While 12 Republicans broke rank and supported the bill in the Senate — as much out of a desire to mend fences with Latino voters as build them — there appears to be no such movement toward bipartisanship in the House.
At risk is the most sensible part of this legislation — a pathway to citizenship for the 11 million unauthorized immigrants currently in the United States. Some are calling it amnesty. If so, it's the kind that comes loaded with financial penalties, waiting periods and other restrictions that would bring people out of the dark and onto a lighted path toward citizenship.

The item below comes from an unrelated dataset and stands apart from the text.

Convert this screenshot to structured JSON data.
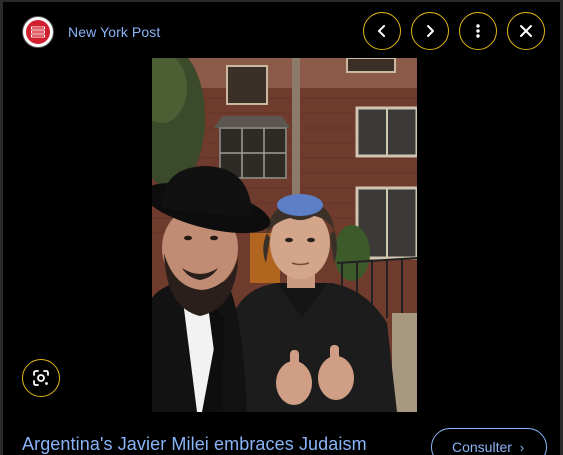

It's not a quick journey. Residents would have to wait more than a decade before receiving full citizenship. And in the meantime, they would have to stay out of trouble with the law while working, paying taxes, contributing to Social Security and Medicare and making other important contributions to the nation's economy.
That's why the Congressional Budget Office recently concluded that the Senate bill could reduce national deficits by $175billion over the first 10 years and by more than $700 billion in the following decade.